Comment by datsci_est_2015

3 hours ago

Bad engineers continue being bad, good engineers continue being good.

I personally don’t know any colleagues who were good engineers just because they wrote code faster. The best engineers I know were ones who drew on experience and careful consideration and shared critical insights with their team that steered the direction of the system positively.

> Claude, engineer a system for me, but do it good. Thanks!

> I personally don’t know any colleagues who were good engineers just because they wrote code faster

Same, if anything, the opposite seems to be true, the ones that I'd call "good engineers" were slower, less panicked when production was down and could reason their way (slowly) through pretty much anything thrown at them.

Opposite experience, I've sit next to developers who are trying their fastest to restore production and then making more mistakes to make it even worse, or developers who rush through the first implementation idea they had for a feature, missing to consider so many things and so on.

  • > Same, if anything, the opposite seems to be true, the ones that I'd call "good engineers" were slower

    Unfortunately, a lot of workplaces are ignoring this, believing their engineers are assembly line workers, and the ones who complete 10 widgets per minute are simply better than the ones who complete 5 widgets per minute.

    • It isn't just that they believe this - they want a business model where this is how it works. For a big company a star coder is a liability - they have strong labor power, they can leave and they are hard to replace, etc.

      Companies want workflows that work with mediocre programmers because they are more like interchangeable parts. This is the real secret to why AI programming will work in a lot of places. If you look at the externalities of employing talented people, shitty code actually looks better than great code.

      2 replies →

> I personally don’t know any colleagues who were good engineers just because they wrote code faster.

However, the best engineers I know are usually among the quickest to open an editor or debugger and use it fluently to try something out. It's precisely that speed that enables a process like "let's try X, hmm, how about Y, no... ok, Z is nice; ok team, here are the tradeoffs...". Then they remember their experience with X, Y, and Z, and use it to shape their thinking going forward.

Meanwhile, other engineers have gotten X to finally mostly work and are invested in shipping it because they just want to be done. In my experience, this is how a lot of coding agents seem to act.

It's not obvious to me how to apply the expert loop to agentic coding. Of course you can ask your agent to try several different things and pick the best, or ask it to recommend architectural improvements that would make a given change easier...

  • Or: depth-first search of the solution space vs breadth-first (or balanced) search of the solution space.

    > Of course you can ask your agent to try several different things and pick the best, or ask it to recommend architectural improvements that would make a given change easier

    The ideal solution increasingly seems to be encoding everything that differentiates a good engineer from a bad engineer into your prompt.

    But at that point the LLM isn’t really the model as much as the medium.

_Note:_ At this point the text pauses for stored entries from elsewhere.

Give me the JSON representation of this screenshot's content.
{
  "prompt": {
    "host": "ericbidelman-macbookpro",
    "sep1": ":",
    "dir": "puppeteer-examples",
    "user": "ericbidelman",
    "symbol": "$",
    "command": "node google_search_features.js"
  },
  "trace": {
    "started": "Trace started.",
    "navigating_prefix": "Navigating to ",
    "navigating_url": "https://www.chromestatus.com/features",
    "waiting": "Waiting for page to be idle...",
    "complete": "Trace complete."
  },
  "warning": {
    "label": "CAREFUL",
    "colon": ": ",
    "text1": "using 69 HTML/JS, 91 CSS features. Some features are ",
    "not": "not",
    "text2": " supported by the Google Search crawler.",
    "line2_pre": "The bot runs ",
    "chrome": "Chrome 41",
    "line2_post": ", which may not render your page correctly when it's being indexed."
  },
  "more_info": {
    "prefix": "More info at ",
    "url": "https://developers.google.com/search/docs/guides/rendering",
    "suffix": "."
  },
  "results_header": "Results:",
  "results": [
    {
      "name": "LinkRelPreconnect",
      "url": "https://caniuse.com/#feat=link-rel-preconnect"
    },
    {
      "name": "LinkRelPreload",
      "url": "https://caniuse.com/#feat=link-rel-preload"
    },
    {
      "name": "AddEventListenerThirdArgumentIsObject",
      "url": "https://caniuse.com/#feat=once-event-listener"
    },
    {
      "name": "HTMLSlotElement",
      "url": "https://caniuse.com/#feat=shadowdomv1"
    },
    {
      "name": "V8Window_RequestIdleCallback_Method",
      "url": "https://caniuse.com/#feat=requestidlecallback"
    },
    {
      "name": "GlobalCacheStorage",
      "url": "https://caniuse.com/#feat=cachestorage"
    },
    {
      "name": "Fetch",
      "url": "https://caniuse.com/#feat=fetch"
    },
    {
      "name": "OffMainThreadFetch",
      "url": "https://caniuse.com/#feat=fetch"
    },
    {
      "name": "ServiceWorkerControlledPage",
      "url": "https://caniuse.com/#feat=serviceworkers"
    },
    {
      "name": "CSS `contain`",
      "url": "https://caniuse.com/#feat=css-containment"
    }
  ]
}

And I have some doubts that LLMs are the ideal medium for encoding expertise.

  • > However, the best engineers I know are usually among the quickest to open an editor or debugger and use it fluently to try something out

    The Pragmatic Programmer book has whole chapters about this. Ultimately, you either solve the problem analogously (whiteboard, deep thinking on a sofa). Or you got fast as trying out stuff AND keeping the good bits.